X = tf.placeholder(tf.float32, [batch_size, 57 * 47])
Y = tf.placeholder(tf.float32, [batch_size, 40])

predict = convolutional_neural_network(X)
cost_func = tf.reduce_mean(tf.nn.softmax_cross_entropy_with_logits(logits=predict, labels=Y))
optimizer = tf.train.AdamOptimizer(1e-2).minimize(cost_func)

# 用于保存训练的最佳模型
saver = tf.train.Saver()
#model_dir = './model'
#model_path = model_dir + '/best.ckpt'

with tf.Session() as session:

    # 若不存在模型数据,需要训练模型参数
    if not os.path.exists(model_path + ".index"):

        session.run(tf.global_variables_initializer())  ##

        best_loss = float('Inf')
        for epoch in range(20):

            epoch_loss = 0
            for i in range((int)(np.shape(train_set_x)[0] / batch_size)):
                x = train_set_x[i * batch_size: (i + 1) * batch_size]
                y = train_set_y[i * batch_size: (i + 1) * batch_size]
                _, cost = session.run([optimizer, cost_func], feed_dict={X: x, Y: y})
                epoch_loss += cost

            print(epoch, ' : ', epoch_loss)
            if best_loss > epoch_loss:
                best_loss = epoch_loss
                if not os.path.exists(model_dir):
                    os.mkdir(model_dir)
                    print("create the directory: %s" % model_dir)
                save_path = saver.save(session, model_path)
                print("Model saved in file: %s" % save_path)

    # 恢复数据并校验和测试
    saver.restore(session, model_path)
    correct = tf.equal(tf.argmax(predict,1), tf.argmax(Y,1))
    valid_accuracy = tf.reduce_mean(tf.cast(correct,'float'))
    print('valid set accuracy: ', valid_accuracy.eval({X: valid_set_x, Y: valid_set_y}))

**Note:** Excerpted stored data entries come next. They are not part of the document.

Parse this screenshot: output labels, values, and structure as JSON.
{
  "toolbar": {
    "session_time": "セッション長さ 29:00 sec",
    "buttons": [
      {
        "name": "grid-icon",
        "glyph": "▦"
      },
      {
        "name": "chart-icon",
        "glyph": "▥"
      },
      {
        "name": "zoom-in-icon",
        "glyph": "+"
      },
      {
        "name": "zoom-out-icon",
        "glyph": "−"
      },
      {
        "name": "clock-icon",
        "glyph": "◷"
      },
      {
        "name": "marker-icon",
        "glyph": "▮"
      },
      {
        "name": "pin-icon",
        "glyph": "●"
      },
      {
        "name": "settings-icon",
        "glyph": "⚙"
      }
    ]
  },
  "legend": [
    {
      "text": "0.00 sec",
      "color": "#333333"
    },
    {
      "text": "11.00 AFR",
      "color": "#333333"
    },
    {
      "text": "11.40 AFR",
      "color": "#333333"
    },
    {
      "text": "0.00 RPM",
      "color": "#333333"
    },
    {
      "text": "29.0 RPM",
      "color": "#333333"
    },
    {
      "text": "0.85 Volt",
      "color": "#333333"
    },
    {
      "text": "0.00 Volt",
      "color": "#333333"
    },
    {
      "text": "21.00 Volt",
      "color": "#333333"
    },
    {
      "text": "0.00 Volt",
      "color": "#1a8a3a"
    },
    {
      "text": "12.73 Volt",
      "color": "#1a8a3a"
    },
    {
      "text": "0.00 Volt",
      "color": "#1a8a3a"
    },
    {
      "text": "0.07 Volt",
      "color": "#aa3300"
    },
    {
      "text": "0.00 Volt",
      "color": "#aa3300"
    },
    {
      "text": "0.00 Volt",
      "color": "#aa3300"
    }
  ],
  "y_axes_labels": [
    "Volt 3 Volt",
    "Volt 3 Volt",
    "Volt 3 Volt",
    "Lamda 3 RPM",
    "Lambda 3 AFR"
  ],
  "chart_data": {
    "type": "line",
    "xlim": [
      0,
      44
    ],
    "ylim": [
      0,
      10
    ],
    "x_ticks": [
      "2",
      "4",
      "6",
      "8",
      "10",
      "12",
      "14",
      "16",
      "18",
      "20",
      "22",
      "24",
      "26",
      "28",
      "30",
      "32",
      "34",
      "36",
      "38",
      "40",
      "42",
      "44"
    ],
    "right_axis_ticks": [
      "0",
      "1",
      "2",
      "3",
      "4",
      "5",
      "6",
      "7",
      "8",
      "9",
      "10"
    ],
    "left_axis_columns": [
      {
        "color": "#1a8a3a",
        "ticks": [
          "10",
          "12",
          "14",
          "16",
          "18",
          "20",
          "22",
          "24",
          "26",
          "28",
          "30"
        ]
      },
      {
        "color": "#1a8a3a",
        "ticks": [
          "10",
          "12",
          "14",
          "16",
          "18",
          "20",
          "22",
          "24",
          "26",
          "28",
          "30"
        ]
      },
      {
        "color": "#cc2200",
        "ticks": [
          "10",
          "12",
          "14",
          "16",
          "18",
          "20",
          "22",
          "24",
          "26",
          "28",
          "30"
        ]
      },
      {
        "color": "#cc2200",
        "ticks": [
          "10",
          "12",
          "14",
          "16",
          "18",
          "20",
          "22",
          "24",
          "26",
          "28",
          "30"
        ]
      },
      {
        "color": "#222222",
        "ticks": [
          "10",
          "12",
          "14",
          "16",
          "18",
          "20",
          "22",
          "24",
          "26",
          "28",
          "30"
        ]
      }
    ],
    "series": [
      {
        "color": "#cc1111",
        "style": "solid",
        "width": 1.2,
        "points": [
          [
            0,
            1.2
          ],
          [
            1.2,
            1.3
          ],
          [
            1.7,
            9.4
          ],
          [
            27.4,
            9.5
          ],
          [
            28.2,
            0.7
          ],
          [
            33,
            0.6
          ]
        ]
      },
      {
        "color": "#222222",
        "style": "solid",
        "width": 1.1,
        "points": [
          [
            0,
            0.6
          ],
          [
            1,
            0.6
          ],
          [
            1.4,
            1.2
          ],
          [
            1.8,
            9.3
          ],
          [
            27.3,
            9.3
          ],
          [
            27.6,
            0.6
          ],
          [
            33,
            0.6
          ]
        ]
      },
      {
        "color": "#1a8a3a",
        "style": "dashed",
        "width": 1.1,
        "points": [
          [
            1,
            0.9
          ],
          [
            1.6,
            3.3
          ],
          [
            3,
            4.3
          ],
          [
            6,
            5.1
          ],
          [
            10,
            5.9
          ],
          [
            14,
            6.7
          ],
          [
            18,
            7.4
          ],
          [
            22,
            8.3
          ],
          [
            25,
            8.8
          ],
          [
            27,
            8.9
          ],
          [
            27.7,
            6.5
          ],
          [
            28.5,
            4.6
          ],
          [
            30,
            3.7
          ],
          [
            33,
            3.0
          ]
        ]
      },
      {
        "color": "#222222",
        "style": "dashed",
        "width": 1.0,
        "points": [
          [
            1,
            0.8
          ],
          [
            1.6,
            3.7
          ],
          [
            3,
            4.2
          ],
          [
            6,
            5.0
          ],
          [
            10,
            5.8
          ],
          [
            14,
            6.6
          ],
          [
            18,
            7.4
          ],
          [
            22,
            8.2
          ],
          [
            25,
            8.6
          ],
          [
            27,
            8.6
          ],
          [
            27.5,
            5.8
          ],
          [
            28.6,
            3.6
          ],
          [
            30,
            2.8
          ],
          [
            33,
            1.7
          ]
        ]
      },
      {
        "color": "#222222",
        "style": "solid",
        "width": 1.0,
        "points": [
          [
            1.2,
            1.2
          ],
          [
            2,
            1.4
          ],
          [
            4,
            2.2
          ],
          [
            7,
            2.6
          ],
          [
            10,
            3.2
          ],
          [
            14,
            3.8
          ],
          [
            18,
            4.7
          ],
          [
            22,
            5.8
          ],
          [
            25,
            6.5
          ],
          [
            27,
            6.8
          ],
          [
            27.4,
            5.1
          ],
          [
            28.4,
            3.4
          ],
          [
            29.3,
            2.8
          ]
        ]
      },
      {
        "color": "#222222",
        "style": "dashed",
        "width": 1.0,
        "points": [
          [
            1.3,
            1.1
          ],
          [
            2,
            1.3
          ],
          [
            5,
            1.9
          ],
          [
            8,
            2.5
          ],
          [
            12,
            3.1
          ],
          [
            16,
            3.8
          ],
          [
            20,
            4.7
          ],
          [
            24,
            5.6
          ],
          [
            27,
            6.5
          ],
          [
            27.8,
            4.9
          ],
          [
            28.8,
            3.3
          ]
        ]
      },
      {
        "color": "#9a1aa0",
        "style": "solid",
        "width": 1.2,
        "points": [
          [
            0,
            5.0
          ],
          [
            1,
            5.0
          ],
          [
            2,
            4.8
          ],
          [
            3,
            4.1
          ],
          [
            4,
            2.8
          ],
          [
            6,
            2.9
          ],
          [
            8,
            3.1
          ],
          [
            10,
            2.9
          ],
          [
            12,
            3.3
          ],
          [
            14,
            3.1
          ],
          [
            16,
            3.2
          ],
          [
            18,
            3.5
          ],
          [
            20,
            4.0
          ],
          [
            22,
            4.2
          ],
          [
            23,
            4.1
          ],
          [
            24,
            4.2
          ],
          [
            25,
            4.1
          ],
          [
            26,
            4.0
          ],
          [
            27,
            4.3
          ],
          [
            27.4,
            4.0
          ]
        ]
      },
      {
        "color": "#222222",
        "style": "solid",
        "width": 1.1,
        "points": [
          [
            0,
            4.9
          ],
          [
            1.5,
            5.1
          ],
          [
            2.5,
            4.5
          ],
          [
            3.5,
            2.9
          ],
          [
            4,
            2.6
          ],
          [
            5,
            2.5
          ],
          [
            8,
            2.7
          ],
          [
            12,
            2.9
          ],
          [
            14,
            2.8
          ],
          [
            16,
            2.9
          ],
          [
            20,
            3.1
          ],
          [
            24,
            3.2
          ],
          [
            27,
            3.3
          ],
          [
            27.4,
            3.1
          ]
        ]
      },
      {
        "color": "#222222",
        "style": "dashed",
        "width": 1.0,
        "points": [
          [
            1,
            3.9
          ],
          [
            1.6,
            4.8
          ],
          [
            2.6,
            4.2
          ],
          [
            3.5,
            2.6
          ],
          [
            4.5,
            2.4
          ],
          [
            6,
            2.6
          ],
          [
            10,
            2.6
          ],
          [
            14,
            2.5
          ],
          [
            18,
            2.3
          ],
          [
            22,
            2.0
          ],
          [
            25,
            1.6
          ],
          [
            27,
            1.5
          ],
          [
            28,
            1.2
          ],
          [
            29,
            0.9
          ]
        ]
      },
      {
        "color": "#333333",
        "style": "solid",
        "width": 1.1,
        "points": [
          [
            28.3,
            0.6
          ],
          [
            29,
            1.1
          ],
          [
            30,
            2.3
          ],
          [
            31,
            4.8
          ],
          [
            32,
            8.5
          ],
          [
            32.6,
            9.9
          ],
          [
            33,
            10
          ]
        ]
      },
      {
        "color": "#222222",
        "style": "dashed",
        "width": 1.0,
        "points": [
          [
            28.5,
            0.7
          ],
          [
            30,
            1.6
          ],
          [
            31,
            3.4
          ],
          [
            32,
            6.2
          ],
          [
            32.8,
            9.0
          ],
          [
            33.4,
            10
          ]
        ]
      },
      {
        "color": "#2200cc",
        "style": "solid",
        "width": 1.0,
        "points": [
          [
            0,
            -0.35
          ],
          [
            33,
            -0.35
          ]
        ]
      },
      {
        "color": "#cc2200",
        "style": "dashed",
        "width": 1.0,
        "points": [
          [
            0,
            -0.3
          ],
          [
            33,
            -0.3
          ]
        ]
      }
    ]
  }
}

    test_pred = tf.argmax(predict, 1).eval({X: test_set_x})
    test_true = np.argmax(test_set_y, 1)
    test_correct = correct.eval({X: test_set_x, Y: test_set_y})
    incorrect_index = [i for i in range(np.shape(test_correct)[0]) if not test_correct[i]]
    for i in incorrect_index:
        print('picture person is %i, but mis-predicted as person %i'
            %(test_true[i], test_pred[i]))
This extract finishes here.